Sein Büro hat Achim Klausner in Schönaich, einer Gemeinde mit gut 10.000 Einwohnern im Landkreis Böblingen, der Naturpark Schönbuch liegt in Sichtweite. Im Obergeschoss des Bürgerhauses, direkt unter dem Dach, empfängt ein gut gelaunter Förster Klaus zum Gespräch. „Im Sommer wird es hier schon ziemlich warm, das heizt dann direkt für ein paar Tage auf“, erzählt er. Aber da gibt es ja immer den kühlen Wald zum Ausweichen. Den hat Klausner auf einer Karte vis-a-vis seines Schreibtischs immer im Blick. Auf einem Tisch liegt außerdem die Diplomarbeit, die Klausner im Jahr 2001 verfasst hat. Thema: Die Eigenschaften von Holzbrennstoffen. Eine Praktikantin hatte sich dafür interessiert, weshalb die Arbeit hier im Büro ist. Dabei erinnert sich Klausner an seine eigenen Anfänge im Beruf.

Inhalt:

Wie Förster Klaus zum Förster wurde

Herr Klausner, war Förster schon immer ihr Traumberuf?
Mein Vater war Jäger, als „Teenie“ war ich selbst in den Achtzigern bei den Pfadfindern. Nach meinem Zivildienst war Förster dann einer der Berufe, die auf der Auswahlliste standen.

Da gab es aber zunächst noch andere Optionen?
Ja, denn ich war nicht gerade der fleißigste Schüler und mein Schnitt war nicht so super (lacht). Deshalb gab es noch ein paar andere Stellen, auf die ich mich beworben hatte: Kartographie und Sozialpädagogik. Aber es hat dann doch mit der ersten Wahl geklappt und so konnte ich an der Hochschule für Forstwirtschaft in Rottenburg studieren.

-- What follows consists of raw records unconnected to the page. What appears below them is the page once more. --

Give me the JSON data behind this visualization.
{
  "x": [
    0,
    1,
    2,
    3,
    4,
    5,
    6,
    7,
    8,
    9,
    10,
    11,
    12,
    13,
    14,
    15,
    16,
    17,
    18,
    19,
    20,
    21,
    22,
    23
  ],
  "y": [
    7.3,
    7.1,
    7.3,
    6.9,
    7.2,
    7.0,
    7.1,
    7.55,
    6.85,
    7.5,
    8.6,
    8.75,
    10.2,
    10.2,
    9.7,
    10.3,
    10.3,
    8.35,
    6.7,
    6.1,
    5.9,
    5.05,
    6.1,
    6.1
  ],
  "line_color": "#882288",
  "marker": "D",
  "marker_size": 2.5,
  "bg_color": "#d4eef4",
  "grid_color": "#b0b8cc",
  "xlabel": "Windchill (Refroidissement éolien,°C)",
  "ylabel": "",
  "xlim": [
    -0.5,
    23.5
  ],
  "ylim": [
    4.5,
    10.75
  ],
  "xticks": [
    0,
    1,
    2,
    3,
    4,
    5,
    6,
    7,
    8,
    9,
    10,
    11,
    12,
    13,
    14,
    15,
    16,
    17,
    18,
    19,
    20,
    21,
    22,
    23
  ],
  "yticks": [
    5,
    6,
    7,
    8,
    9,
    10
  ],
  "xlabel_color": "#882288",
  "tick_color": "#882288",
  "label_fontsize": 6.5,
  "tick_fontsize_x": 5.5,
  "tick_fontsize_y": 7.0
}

Und da haben Sie einen Bachelor in Forstwirtschaft gemacht?
Zu meiner Zeit war es noch kein Bachelorstudium, sondern klassisch acht Semester auf Diplom. Ich habe dann noch eines drangehängt, weil ich meine Diplomarbeit in Dänemark geschrieben habe. Das war ein bisschen aufwändiger, sowohl was die Aufgabenstellung der Arbeit als auch den Reiseweg betrifft.

Wie kam es dazu?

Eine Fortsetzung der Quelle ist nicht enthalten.